Sur le Wort et son rachat par Mediahuis: «Le Wort n’était plus lié au parti, l’Église n’est plus propriétaire. Ils vont probablement respecter les sensibilités religieuses du pays, ce qui est très bien. Mais ce groupe-là, Mediahuis, est quand même connu à l’étranger, en Belgique. Ça rassure les équipes. À long terme, le Wort gardera une certaine place même s’il ne sera plus jamais le leader. Au niveau du développement internet, ils vont profiter des synergies du groupe. Ils seront un média généraliste et neutre, et le pays en a besoin.»

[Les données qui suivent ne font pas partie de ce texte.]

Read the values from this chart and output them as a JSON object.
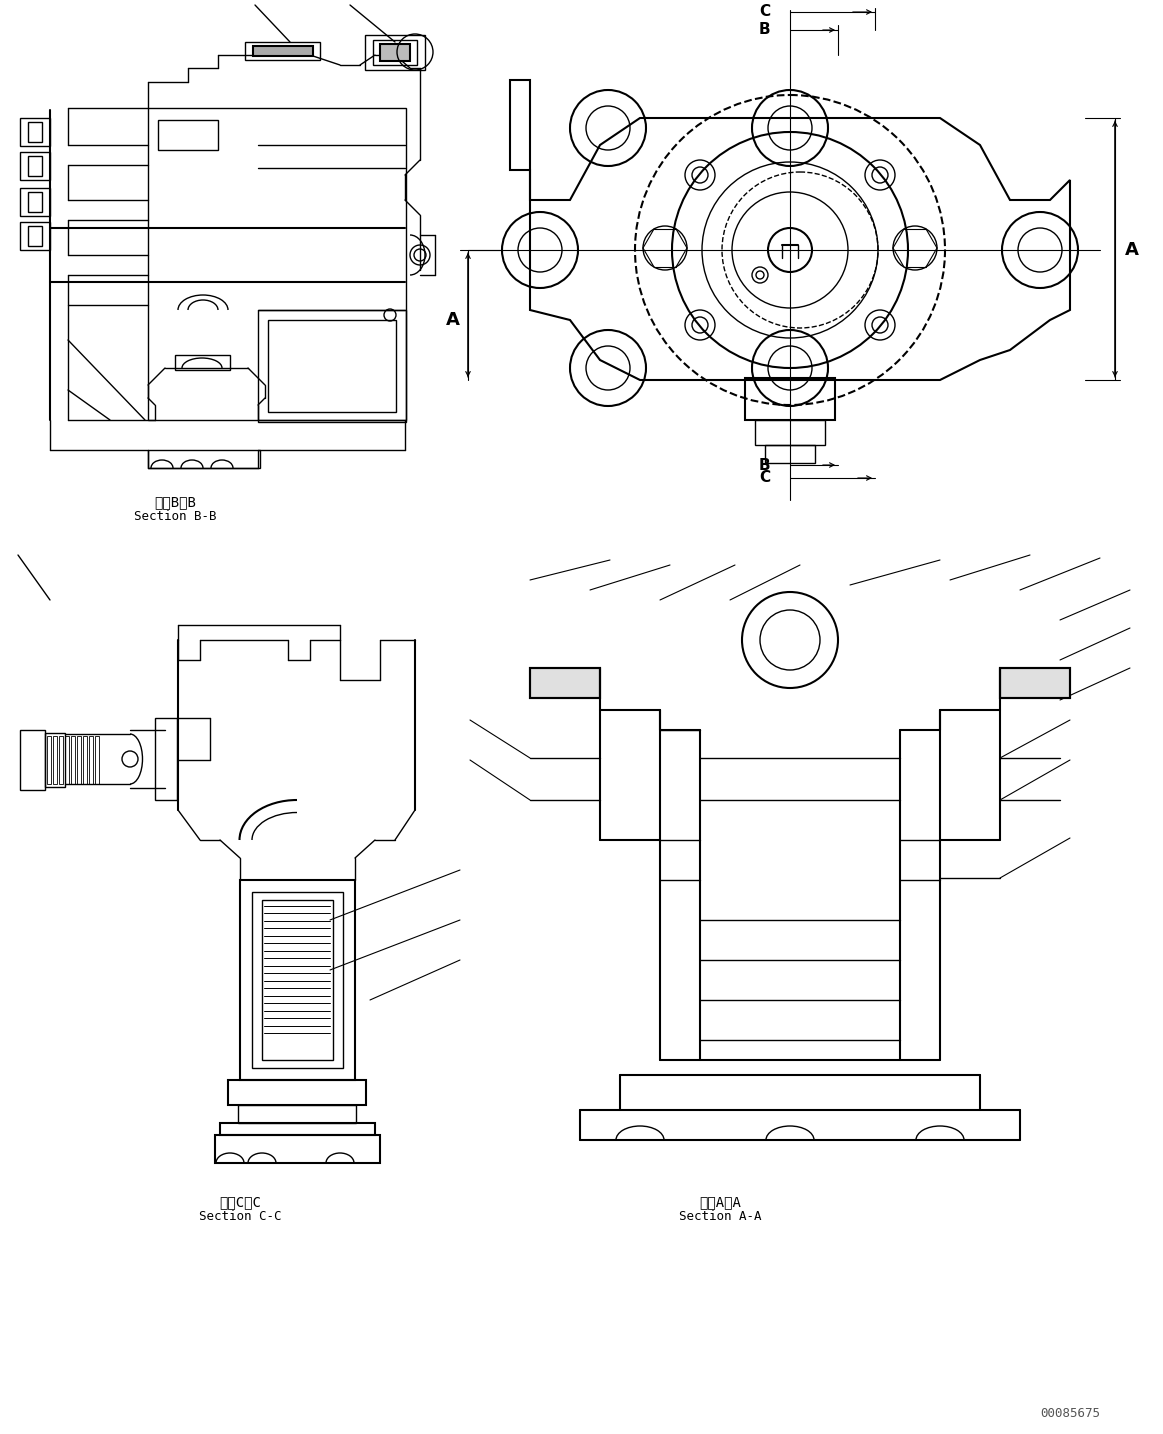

Sur l’avenir de RTL au Luxembourg: «Je ne me fais pas de souci. Le groupe va respecter les accords de concession. Bertelsmann est connu pour cela. Ayant donné toutes les assurances au gouvernement luxembourgeois, ils ne quitteront pas avant 2030. Après, je n’ai pas de visibilité. Dix années de garantie qu’ils restent. Que les dirigeants soient assis ici ou à Cologne et voyagent quatre jours sur cinq, ça n’a pas d’incidence. Les licences valent de moins en moins et le groupe n’est plus prêt à payer la contrepartie manquante pour la télé. Le chèque devient plus petit et l’État doit financer le reste. Pour les radios et pour internet, si le groupe partait, je ne vois aucun problème. De belles rentabilités et pas de grandes charges.»
Sur son éventuel rachat du web et de la radio de RTL: «Vous me donnez une bonne idée. Ça aurait du sens. Mais certainement pas avant ces échéances. Indépendamment de qui le fait, si l’organisation reste la même, si les contenus sont bons, et les contenus devraient être plus critiques, chacun réussira. Il faudra voir ce que le groupe et le gouvernement veulent à la fin de la concession. Il y aura probablement des gens que ça intéressera à ce moment-là.»
Sur la gestion du Covid: «La gestion de la crise au Luxembourg a été plutôt bonne. Cela dit, on peut se poser la question de savoir si le lockdown complet était nécessaire. On peut aussi se poser la question et donner la parole à des médecins et des chercheurs qui ont des points de vue différents. Pour susciter le débat et permettre que les gens se fassent leur opinion. C’est le rôle des médias classiques. Les politiciens n’ont pas de problèmes: ils distribuent notre argent.»